Republican Herbert Hoover and Democrat Franklin D. Roosevelt would both feel right at home in today’s Washington.
In an article in the London Telegraph, economists Charles Rowley of George Mason University and Nathanael Smith of the Locke Institute suggest there are “troubling similarities” between the current administration’s actions and those which in the 1930s sent the U.S. and much of the world spiraling into the Great Depression.
Hoover and Roosevelt made four big mistakes:
1. Increasing government spending, running huge deficits, with the hope that the increased spending would give jobs to the unemployed.
2. Raising income taxes on the rich with the hope that tax revenues would increase to fund the huge deficits.
3. Raising tariffs on foreign goods coming into the country, with the misguided notion that doing so would protect American jobs.
4. Allowing the banks to fail and raising interest rates.
Obama and Congress have made varying degrees of three of those same mistakes.
“The prognosis is catastrophic if projected government policies are not cut back,” say Rowley and Smith. According to President Obama, in 2009 the federal budget deficit (our national overspending rate) will be $1.6 trillion. This accounts for 11.2% of the overall economy, and it’s all borrowed money. It’s the highest overspending rate by our government since WWII.
As a result of our deficit spending, our national debt has doubled from $5 trillion to over $10 trillion in just a few years. The current administration wants to add even more debt with national health care, cap and trade taxes on carbon emissions, and possibly a third stimulus bill. If these proposals pass, the national debt will double again by 2019 and will represent 76.5% of the overall economy.

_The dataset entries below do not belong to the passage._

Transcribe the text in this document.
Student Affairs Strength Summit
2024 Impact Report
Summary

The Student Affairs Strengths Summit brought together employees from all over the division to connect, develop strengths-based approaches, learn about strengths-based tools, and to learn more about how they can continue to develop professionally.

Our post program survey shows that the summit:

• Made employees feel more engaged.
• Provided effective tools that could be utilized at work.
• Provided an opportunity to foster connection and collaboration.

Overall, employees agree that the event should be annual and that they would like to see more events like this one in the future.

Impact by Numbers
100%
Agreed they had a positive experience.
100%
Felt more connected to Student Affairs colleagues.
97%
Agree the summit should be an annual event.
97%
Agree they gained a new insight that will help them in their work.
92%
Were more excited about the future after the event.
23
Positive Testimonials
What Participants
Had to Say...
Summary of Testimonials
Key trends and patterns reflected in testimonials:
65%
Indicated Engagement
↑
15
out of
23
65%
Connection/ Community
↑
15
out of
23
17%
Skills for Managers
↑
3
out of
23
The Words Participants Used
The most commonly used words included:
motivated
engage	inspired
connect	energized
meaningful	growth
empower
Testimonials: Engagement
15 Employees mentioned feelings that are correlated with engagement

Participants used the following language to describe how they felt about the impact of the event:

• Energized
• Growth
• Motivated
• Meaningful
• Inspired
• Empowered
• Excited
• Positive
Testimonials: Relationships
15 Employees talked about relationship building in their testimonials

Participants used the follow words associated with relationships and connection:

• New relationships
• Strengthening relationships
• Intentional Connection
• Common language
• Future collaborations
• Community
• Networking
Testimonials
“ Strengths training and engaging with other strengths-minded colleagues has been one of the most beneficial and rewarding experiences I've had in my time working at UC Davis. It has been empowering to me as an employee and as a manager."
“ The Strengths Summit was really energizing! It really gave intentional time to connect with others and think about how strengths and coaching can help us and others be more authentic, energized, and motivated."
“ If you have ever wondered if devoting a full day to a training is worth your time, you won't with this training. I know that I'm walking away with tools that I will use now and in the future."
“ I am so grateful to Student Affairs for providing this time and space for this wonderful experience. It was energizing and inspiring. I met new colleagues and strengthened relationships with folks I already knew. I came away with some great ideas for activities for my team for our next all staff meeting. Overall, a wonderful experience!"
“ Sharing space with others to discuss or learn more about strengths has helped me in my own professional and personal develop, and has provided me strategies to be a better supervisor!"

Our debt was similar to countries like England, Switzerland, and the Netherlands, which have national debts 40% to 50% of their overall economy. Our new debt level will be similar to those of Greece, Italy, and Jordan. Rowley and Smith say such a high national debt will guarantee “the international reserve status of the US dollar will not survive.”
As other countries react to our deteriorating financial stability, they will begin to pull their investments out of the US. This will result in the dollar continuing to weaken and interest rates rising, which will leave Congress no choice but to either increase taxes or slash spending. In my mind there is no question that the current President and Congress will raise taxes. “In such circumstances, the US economy will teeter on the edge of a black hole,” say Rowley and Smith.
This brings us to the second “big mistake” that helped to create the Depression—higher taxes. One of the largest tax increases in our history is scheduled to happen in 2011. Many experts predict the taxes for small businesses will increase around 33%. This will mean people and businesses have less to spend, exacerbating our economic problems, stagnating the economy, and guaranteeing the jobless rate remains high.
Hoover tried to protect U.S. jobs by raising tariffs (taxes) on imported goods. Obama, while promising world leaders not to become protectionistic, has gradually raised tariffs on an array of imports, including a 35% tariff on tires imported from China.
The fourth mistake has been avoided, probably due to Federal Reserve Chairman Bernanke doing everything in his power to not replicate the mistakes made in the Great Depression.
No one can predict whether or when we may face another downturn in the economy and stock market. What this investment advisor is sure of is that, without a change in our economic policies, our economy will flounder for many years to come.